Montgomery County warns of ‘severe’ overcrowding in schools by 2020

WASHINGTON — Montgomery County, Maryland, school officials say down-county schools — specifically schools that feed into the Bethesda-Chevy Chase cluster — could be 161 percent above capacity by 2020.

The Montgomery County Council is currently weighing a plan to transfer $1.8 million so that the newest middle school — referred to as “Bethesda Chevy Chase middle school #2” in county documents — can begin construction and open in 2017.

But residents near Rock Creek Hills Park, the site selected for the new school, are continuing to fight the plan. In public hearings, Montgomery County Public Schools representatives have likened placing the school for 922 students there to putting 10 pounds of sugar in a five-pound bag.

The initial capacity would be 922 students, but a county document, the school would have an eventual capacity of 1,200 students.

In written testimony submitted to the council, Jim Pekar, president of the Rock Creek Hills Citizens Association, called expanding the project to include the added capacity “unneeded, unwise and unsafe.”

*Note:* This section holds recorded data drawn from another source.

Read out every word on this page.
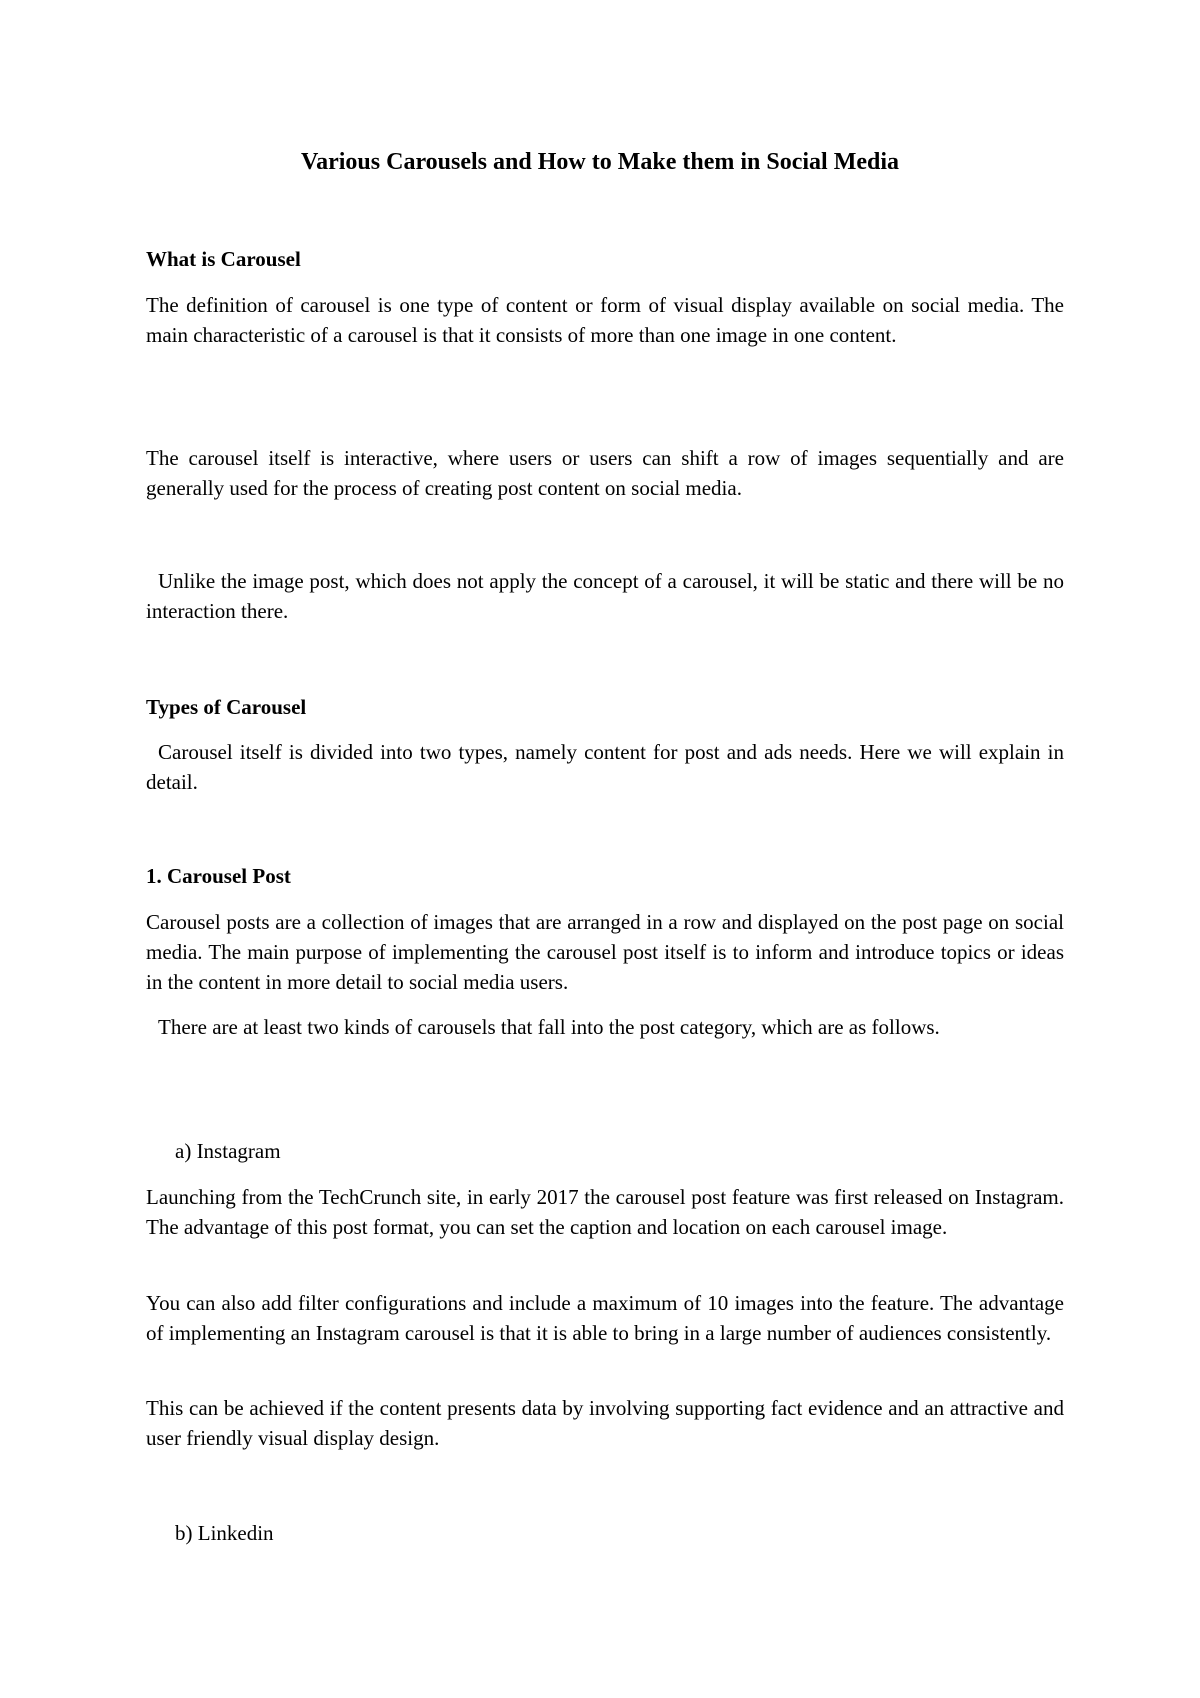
Various Carousels and How to Make them in Social Media

What is Carousel

The definition of carousel is one type of content or form of visual display available on social media. The main characteristic of a carousel is that it consists of more than one image in one content.

The carousel itself is interactive, where users or users can shift a row of images sequentially and are generally used for the process of creating post content on social media.

Unlike the image post, which does not apply the concept of a carousel, it will be static and there will be no interaction there.

Types of Carousel

Carousel itself is divided into two types, namely content for post and ads needs. Here we will explain in detail.

1. Carousel Post

Carousel posts are a collection of images that are arranged in a row and displayed on the post page on social media. The main purpose of implementing the carousel post itself is to inform and introduce topics or ideas in the content in more detail to social media users.

There are at least two kinds of carousels that fall into the post category, which are as follows.

a) Instagram

Launching from the TechCrunch site, in early 2017 the carousel post feature was first released on Instagram. The advantage of this post format, you can set the caption and location on each carousel image.

You can also add filter configurations and include a maximum of 10 images into the feature. The advantage of implementing an Instagram carousel is that it is able to bring in a large number of audiences consistently.

This can be achieved if the content presents data by involving supporting fact evidence and an attractive and user friendly visual display design.

b) Linkedin
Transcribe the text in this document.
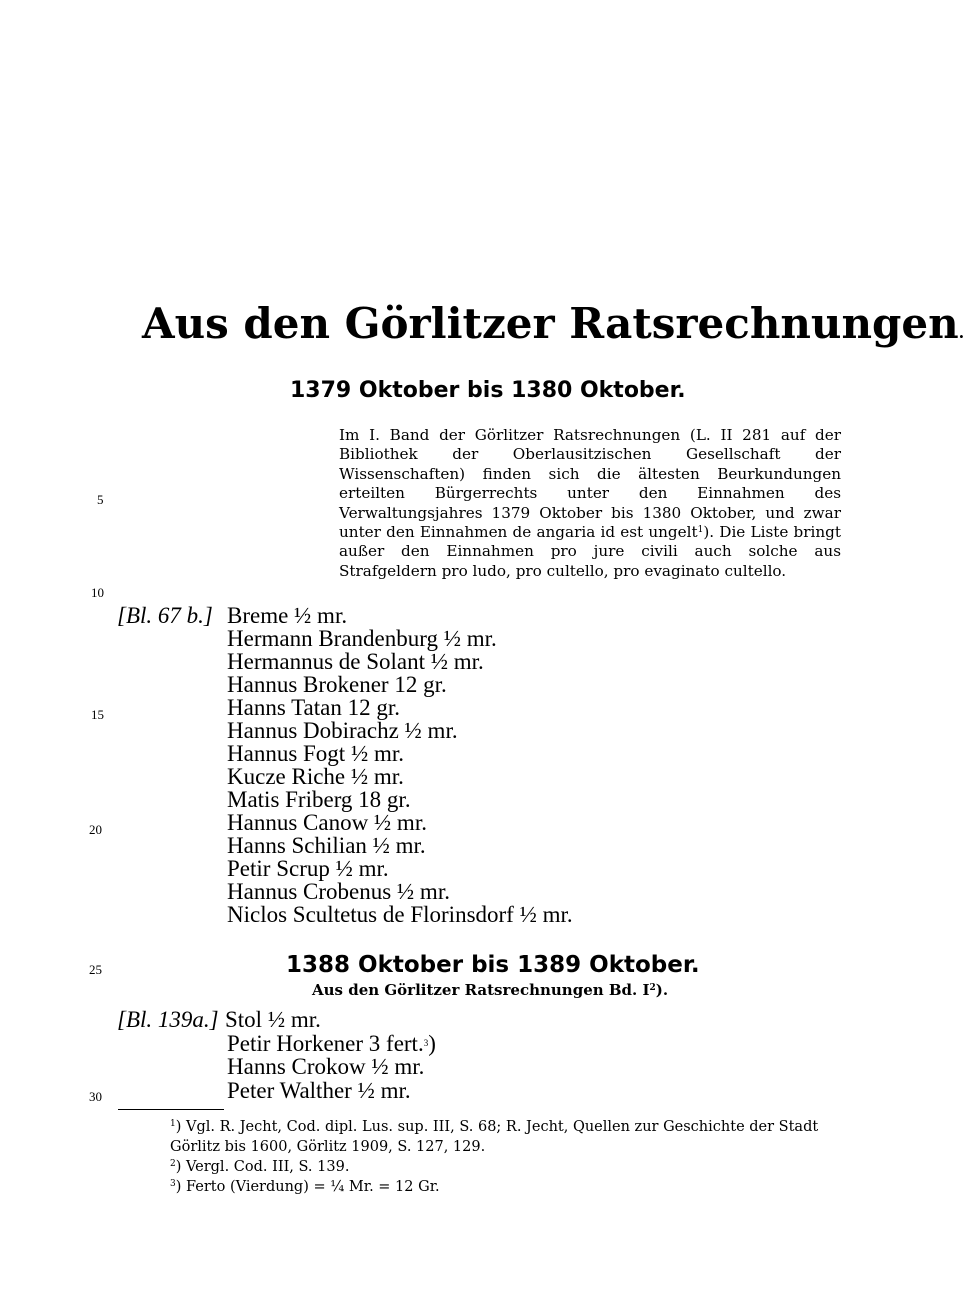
Aus den Görlitzer Ratsrechnungen.
1379 Oktober bis 1380 Oktober.

Im I. Band der Görlitzer Ratsrechnungen (L. II 281 auf der Bibliothek der Oberlausitzischen Gesellschaft der Wissenschaften) finden sich die ältesten Beurkundungen erteilten Bürgerrechts unter den Einnahmen des Verwaltungsjahres 1379 Oktober bis 1380 Oktober, und zwar unter den Einnahmen de angaria id est ungelt$^1$). Die Liste bringt außer den Einnahmen pro jure civili auch solche aus Strafgeldern pro ludo, pro cultello, pro evaginato cultello.

5
10
15
20
25
30
[Bl. 67 b.] Breme ½ mr.
Hermann Brandenburg ½ mr.
Hermannus de Solant ½ mr.
Hannus Brokener 12 gr.
Hanns Tatan 12 gr.
Hannus Dobirachz ½ mr.
Hannus Fogt ½ mr.
Kucze Riche ½ mr.
Matis Friberg 18 gr.
Hannus Canow ½ mr.
Hanns Schilian ½ mr.
Petir Scrup ½ mr.
Hannus Crobenus ½ mr.
Niclos Scultetus de Florinsdorf ½ mr.
1388 Oktober bis 1389 Oktober.

Aus den Görlitzer Ratsrechnungen Bd. $I^2$).

[Bl. 139a.] Stol ½ mr.
Petir Horkener 3 fert.$^3$)
Hanns Crokow ½ mr.
Peter Walther ½ mr.

$^1$) Vgl. R. Jecht, Cod. dipl. Lus. sup. III, S. 68; R. Jecht, Quellen zur Geschichte der Stadt Görlitz bis 1600, Görlitz 1909, S. 127, 129.

$^2$) Vergl. Cod. III, S. 139.

$^3$) Ferto (Vierdung) = ¼ Mr. = 12 Gr.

At a briefing on Monday, Montgomery County Council President George Leventhal said there is not a lot of room in the down-county area for expansion.

“Any location in the densely built-up down-county would encounter pushback. We don’t have a lot of available land, but we do have a growing population.”

A construction contract for the school was approved by the Board of Education in August, with a potential opening date in August 2017, county documents indicate.

WTOP’s Kate Ryan contributed to this report.